True Art
Nothing.
Empty.
Neither happy nor sad.
No thoughts.
No feelings.
Even the music in your favorite diner
Tom Petty. “Waiting is the Hardest Part.”
does not stir you.
Even if it sings your truth.
A second cup of coffee
might help. The first was invisible.
You sip. Stare into space.
The others in the room think you
either wise or demented.
More likely they do not notice you
and your empty eyes, at all.
There is no past.
There is no future.
And in the moment, you do not exist,
a throwback to worse times,
times of darkness, a black era
suddenly come to visit.
You sip on the second cup.
Van Morrison begins to wail on the stereo.
You look across the room, starting to focus.
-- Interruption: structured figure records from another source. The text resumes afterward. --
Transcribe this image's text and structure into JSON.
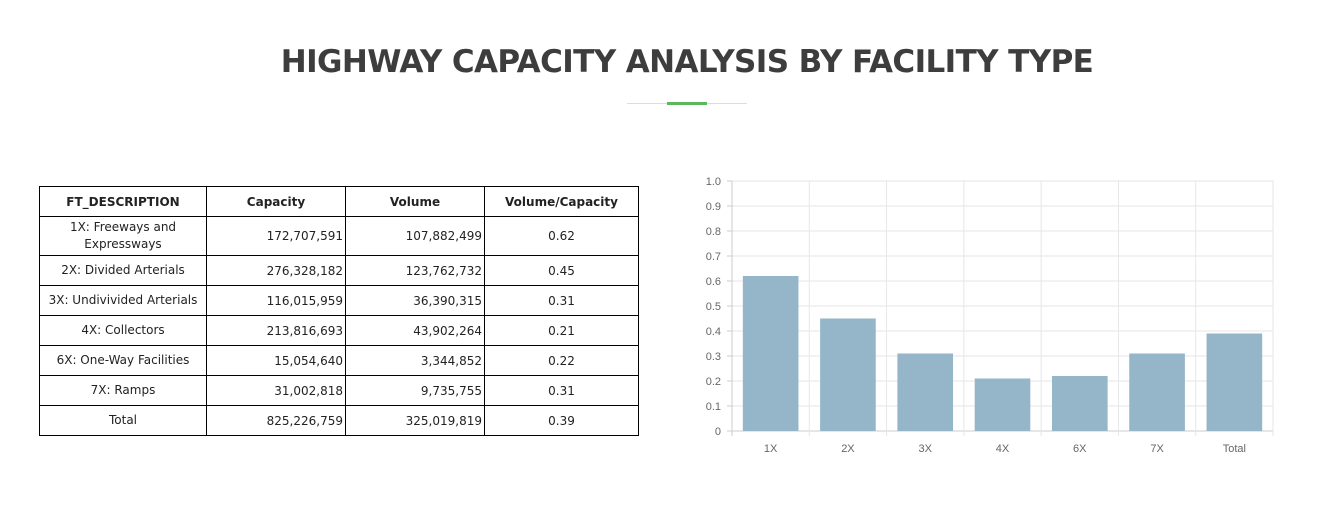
{
  "title": "HIGHWAY CAPACITY ANALYSIS BY FACILITY TYPE",
  "colors": {
    "accent": "#5cb85c",
    "bar": "#95b5c9",
    "grid": "#e6e6e6"
  },
  "table": {
    "headers": [
      "FT_DESCRIPTION",
      "Capacity",
      "Volume",
      "Volume/Capacity"
    ],
    "rows": [
      {
        "desc": "1X: Freeways and Expressways",
        "capacity": "172,707,591",
        "volume": "107,882,499",
        "ratio": "0.62"
      },
      {
        "desc": "2X: Divided Arterials",
        "capacity": "276,328,182",
        "volume": "123,762,732",
        "ratio": "0.45"
      },
      {
        "desc": "3X: Undivivided Arterials",
        "capacity": "116,015,959",
        "volume": "36,390,315",
        "ratio": "0.31"
      },
      {
        "desc": "4X: Collectors",
        "capacity": "213,816,693",
        "volume": "43,902,264",
        "ratio": "0.21"
      },
      {
        "desc": "6X: One-Way Facilities",
        "capacity": "15,054,640",
        "volume": "3,344,852",
        "ratio": "0.22"
      },
      {
        "desc": "7X: Ramps",
        "capacity": "31,002,818",
        "volume": "9,735,755",
        "ratio": "0.31"
      },
      {
        "desc": "Total",
        "capacity": "825,226,759",
        "volume": "325,019,819",
        "ratio": "0.39"
      }
    ]
  },
  "chart_data": {
    "type": "bar",
    "title": "",
    "xlabel": "",
    "ylabel": "",
    "categories": [
      "1X",
      "2X",
      "3X",
      "4X",
      "6X",
      "7X",
      "Total"
    ],
    "values": [
      0.62,
      0.45,
      0.31,
      0.21,
      0.22,
      0.31,
      0.39
    ],
    "ylim": [
      0,
      1.0
    ],
    "yticks": [
      "0",
      "0.1",
      "0.2",
      "0.3",
      "0.4",
      "0.5",
      "0.6",
      "0.7",
      "0.8",
      "0.9",
      "1.0"
    ],
    "grid": true,
    "legend": "none"
  }
}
There are paintings you painted.
Bright. Yellow. Green.
The colors of spring.
There is a young man at the counter.
he raises his orange juice in a bright toast
to conversations of the heart
we have had in this very corner you now sit in.
You raise your cup,
the flicker of a smile on your lips,
a crack in darkness. Just enough,
you begin to see the curio cabinet of your life
in the morning light,
the beauty and the wounds happily on display,
true art.
It is time, to make more. You are, once again,
saved, ready to feel.
All of it.
About this poem.
A slow morning pushing past the lies of depression. What would I do without reminders of why life is worth living? Music. Art. Relationships. Love.
I am a grateful man.
Tom
PS: The picture was taken at Wilson Castle, a wonderfully decrepit Victorian House in Proctor, VT.